I have often heard it takes two weeks to form a new habit. It takes me longer than that to change my mindset. I have been on my lifestyle change in eating and exercising for 18 whole days. I have eaten correctly every day (except for going a bit crazy on one dinner out when a friend was in town). I have exercised every day but the day she was in town. In the case of that day, I made up for the missing exercise and the excess food the very next day. I still have a mountain in front of me.
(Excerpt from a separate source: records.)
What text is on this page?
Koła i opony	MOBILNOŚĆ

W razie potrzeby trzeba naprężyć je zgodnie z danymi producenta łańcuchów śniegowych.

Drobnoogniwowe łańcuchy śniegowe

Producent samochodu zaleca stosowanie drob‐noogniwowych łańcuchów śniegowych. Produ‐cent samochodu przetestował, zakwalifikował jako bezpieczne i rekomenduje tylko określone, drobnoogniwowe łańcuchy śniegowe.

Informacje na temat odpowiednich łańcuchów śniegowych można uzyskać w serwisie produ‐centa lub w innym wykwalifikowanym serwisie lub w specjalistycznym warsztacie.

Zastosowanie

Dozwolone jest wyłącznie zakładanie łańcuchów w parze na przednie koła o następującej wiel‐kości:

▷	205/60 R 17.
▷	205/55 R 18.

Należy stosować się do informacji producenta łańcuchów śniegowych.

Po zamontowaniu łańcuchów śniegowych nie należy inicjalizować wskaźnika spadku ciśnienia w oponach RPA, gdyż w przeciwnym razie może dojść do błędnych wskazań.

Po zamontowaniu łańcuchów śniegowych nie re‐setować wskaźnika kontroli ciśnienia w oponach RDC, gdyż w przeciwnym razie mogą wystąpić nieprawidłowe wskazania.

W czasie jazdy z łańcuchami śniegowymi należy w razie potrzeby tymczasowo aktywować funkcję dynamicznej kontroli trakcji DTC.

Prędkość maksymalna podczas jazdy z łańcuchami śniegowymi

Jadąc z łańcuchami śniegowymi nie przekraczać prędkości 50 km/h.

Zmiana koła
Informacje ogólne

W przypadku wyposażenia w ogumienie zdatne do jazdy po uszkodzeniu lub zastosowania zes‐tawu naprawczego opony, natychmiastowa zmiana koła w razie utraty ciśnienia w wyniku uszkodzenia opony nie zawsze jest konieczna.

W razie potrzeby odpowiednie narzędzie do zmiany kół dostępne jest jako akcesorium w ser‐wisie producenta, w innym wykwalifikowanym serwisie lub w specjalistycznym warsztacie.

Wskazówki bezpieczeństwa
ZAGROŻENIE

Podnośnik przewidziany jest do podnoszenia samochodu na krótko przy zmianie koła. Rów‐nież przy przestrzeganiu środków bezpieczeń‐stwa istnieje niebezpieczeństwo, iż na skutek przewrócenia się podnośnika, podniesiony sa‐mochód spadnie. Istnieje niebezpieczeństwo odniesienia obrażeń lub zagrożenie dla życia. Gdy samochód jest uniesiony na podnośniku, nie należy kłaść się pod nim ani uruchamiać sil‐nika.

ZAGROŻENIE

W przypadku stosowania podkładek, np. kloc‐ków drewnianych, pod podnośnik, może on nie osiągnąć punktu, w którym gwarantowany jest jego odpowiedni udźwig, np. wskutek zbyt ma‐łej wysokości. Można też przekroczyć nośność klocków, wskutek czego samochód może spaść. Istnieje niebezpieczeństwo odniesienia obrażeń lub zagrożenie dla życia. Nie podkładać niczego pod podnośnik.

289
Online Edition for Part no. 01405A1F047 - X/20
Do I believe these changes have become a permanent part of my psyche at this point? Not by a long stretch. My determination to stick to it is unflagging. I have my determination to rediscover the me that loves to have a flying heart when it comes to this part of my life. I can no longer compartmentalize~it is too hard and is an unsuccessful strategy. I have come upon some of the reasons behind my habit of hiding behind my weight, and my tendency to purposely NOT exercise. At some point I will no doubt blog about the underlying “stuff” but not yet. I need to analyze it first—and get the mental infection OUT! How?
First I have to examine those things fully and through prayer and changing that mindset, make new ways. I cannot fall down the precipice again! But know this if you find yourself tripping over the same impediments. God is there in your sorrow, He awaits to help you with His outstretched hand. He will lift you above the things that broke or break your heart. You are not alone.
“Do not be afraid, for I am with you. Do not be dismayed, for I am your God. I will strengthen you. I will help you. I will uphold you with my victorious right hand”.